In September last year, Practo had launched its operations in Indonesia. The team had claimed to have over 6,000 doctors on its platform, covering over 75 percent of all clinics across Jakarta. The platform also has a presence across major Southeast Asian countries like Singapore and the Philippines.
For Practo, Shashank had emphasised the need for a similar mobile and smartphone penetration as the key to expansions in different geographies. If one were to look at the Latin American markets, there is an estimate that states that by 2019, 245.6 million smartphone users will be present in the region. Close to 84 percent of this share will be from Brazil, Chile, Argentina, Mexico, Colombia, and Peru.
While the Southeast Asia market might be booming for Practo, Shashank nevertheless believes India is a stronger and bigger bet. He adds,
“India has huge potential for innovation and it also has huge potential for making money. We are seeing a strong revenue pool in India. But I believe that it will take longer in India. The startup ecosystem in the US is much more used to a shorter lifecycle of founding to IPO. In India, the average time itself is longer.

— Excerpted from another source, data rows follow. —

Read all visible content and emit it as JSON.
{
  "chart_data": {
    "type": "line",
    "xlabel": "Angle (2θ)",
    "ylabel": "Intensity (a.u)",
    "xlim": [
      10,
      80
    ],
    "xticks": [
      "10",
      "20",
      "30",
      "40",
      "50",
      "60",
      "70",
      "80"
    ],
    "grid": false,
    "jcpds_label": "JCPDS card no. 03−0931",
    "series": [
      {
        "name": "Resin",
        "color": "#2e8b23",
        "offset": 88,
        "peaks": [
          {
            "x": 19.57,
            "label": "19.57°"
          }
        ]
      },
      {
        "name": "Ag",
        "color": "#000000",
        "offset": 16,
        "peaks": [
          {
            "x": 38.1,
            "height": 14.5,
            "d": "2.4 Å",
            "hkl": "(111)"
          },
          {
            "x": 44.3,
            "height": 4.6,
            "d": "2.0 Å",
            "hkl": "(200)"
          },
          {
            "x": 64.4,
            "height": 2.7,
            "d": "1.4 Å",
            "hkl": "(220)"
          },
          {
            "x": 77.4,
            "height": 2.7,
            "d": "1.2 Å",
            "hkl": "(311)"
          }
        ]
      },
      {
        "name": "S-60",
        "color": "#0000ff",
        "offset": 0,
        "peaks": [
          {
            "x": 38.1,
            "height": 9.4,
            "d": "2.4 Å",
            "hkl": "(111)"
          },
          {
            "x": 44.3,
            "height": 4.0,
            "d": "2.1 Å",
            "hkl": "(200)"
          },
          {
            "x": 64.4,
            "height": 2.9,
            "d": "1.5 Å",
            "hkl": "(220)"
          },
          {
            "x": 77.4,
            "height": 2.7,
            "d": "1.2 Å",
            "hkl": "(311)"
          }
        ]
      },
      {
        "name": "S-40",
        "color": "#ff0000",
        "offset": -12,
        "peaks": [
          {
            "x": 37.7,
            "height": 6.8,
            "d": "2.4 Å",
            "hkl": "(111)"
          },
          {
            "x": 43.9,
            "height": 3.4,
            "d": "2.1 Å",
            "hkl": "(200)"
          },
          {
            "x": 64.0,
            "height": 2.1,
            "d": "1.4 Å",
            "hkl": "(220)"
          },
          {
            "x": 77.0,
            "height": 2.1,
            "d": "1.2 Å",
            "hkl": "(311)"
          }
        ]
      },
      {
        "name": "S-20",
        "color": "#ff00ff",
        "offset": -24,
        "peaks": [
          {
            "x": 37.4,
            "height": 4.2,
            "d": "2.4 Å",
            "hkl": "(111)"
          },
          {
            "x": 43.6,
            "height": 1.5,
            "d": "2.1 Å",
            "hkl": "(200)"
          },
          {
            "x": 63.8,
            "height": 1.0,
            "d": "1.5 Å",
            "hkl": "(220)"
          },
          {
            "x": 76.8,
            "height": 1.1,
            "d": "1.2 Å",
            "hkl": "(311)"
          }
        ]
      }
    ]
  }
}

It needs a longer gestation period as the growth is slightly smaller and there is a need to do several non-scalable things, as there is a penetration distribution problem we need to focus on feet-on-street. And if you compound this with healthcare, which is a complex beast, which is known for its slowness for change, it will take a little longer.”
Over the past two years, the healthcare segment has seen significant players. Whether it is Sequoia-backed 1mg, Tiger-backed Lybrate, Netmets, Matrix-backed Myra, Bessemer-backed PharmEasy, the consultation, the online pharmacy and discover space is fast growing. This is because the ratio of penetration of patients to doctors is far lesser.
“Healthcare in India is a large and slow problem. But at Practo we are positive that we will be able to make the change and much-needed impact,” says Shashank. The new branding is also Practo’s way of entering as a serious contender in the global markets in the far future.